Cross-site scripting (XSS) vulnerabilities exist in the FirePass logon page, which is accessible prior to authentication. The affected FirePass page fails to fully sanitize HTTP request input before the web page content is sent to the browser. By altering the HTTP request input in the cookie, a remote attacker can potentially compromise the security of the FirePass controller.

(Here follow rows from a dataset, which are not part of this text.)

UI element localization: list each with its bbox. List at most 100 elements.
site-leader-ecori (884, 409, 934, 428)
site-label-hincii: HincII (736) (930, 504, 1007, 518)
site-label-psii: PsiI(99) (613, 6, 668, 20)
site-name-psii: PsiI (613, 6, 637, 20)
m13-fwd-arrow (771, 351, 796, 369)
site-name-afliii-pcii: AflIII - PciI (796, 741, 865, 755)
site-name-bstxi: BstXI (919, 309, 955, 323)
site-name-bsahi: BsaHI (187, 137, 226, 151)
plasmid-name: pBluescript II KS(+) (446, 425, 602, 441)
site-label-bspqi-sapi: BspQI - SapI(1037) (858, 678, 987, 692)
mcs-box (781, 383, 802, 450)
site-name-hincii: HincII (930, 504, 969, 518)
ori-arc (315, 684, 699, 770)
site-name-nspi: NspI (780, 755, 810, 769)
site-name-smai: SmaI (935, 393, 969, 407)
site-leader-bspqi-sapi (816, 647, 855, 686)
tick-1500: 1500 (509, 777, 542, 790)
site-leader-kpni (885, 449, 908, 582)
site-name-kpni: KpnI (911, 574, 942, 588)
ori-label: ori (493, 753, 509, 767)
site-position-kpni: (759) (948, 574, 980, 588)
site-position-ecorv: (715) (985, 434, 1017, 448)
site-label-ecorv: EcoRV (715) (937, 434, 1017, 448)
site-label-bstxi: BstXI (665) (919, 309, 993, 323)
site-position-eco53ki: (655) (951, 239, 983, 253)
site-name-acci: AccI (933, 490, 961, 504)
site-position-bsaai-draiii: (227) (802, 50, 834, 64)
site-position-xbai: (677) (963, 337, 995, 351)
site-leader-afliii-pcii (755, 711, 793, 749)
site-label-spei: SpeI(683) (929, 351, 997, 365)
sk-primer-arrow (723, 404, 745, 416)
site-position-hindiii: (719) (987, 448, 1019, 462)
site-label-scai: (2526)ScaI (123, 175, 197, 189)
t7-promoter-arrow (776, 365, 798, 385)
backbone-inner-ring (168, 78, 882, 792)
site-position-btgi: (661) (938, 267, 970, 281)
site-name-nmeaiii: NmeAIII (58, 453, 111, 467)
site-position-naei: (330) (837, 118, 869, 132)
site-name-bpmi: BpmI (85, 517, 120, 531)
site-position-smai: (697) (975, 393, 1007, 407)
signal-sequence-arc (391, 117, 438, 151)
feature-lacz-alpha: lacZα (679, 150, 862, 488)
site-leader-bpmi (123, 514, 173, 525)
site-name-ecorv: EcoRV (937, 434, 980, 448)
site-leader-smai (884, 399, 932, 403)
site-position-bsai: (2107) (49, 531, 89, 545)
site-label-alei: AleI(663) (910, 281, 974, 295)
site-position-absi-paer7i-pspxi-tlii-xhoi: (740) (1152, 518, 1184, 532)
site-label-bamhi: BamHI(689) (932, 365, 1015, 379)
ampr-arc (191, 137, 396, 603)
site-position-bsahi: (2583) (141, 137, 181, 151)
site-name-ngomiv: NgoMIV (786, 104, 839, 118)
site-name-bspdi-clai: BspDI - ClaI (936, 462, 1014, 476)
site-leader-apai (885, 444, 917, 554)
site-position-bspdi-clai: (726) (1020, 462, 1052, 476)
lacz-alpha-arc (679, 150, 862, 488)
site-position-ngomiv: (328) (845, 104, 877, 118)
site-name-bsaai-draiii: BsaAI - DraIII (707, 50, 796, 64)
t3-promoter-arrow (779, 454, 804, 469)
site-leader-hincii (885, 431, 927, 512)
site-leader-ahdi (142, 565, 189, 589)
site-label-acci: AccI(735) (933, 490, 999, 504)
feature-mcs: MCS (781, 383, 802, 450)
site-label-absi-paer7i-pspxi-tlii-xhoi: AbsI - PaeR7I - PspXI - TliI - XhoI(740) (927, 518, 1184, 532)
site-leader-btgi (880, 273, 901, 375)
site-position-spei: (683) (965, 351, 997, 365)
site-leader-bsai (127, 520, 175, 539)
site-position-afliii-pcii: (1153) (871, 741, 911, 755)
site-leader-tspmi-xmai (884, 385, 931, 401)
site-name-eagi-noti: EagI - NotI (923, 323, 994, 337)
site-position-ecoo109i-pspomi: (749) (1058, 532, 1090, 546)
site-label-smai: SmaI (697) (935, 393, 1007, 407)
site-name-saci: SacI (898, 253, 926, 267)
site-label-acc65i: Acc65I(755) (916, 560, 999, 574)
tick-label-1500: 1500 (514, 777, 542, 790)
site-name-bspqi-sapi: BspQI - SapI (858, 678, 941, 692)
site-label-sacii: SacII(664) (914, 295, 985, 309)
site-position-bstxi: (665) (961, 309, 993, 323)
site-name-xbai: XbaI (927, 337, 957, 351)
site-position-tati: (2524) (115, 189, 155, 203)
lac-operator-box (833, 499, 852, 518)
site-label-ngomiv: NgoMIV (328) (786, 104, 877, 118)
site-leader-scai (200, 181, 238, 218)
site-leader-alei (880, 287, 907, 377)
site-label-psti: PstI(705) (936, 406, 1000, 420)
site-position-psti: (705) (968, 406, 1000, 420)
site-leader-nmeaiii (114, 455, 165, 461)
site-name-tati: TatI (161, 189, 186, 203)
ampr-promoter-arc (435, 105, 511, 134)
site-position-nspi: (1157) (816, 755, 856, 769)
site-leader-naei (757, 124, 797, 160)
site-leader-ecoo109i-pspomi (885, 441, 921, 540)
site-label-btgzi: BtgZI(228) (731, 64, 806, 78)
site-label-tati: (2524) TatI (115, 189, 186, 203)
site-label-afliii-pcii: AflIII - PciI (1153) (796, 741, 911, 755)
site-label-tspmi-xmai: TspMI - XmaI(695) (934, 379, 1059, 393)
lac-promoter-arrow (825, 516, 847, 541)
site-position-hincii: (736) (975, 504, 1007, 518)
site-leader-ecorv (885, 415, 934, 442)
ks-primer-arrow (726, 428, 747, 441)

It is possible for a remote attacker to create web pages, emails, or other media containing hyperlinks to the vulnerable FirePass web page. These hyperlinks may include executable code or other malicious data. Following one of these hyperlinks to the FirePass controller could result in malicious code execution on the client side, disclosure of sensitive information, or other exploits.
F5 Product Development tracked this issue as CR116015, CR119540, and ID 35312 and it was fixed in FirePass 6.1.0. For information about upgrading, refer to the FirePass release notes.
Additionally, this issue was fixed in cumulative HF-603-2.1 issued for version 6.0.3, and HF-602-10 issued for version 6.0.2. You may download these hotfixes or later versions of the cumulative hotfixes from the F5 Downloads site.
To view a list of the latest available hotfixes, refer to SOL10322: FirePass hotfix matrix.
For information about downloading software, refer to SOL167: Downloading software from F5.
For instructions about installing a hotfix, refer to SOL3430: Installing FirePass hotfixes.
F5 would like to acknowledge Sjoerd Resink of Fox-IT for his efforts in identifying this issue.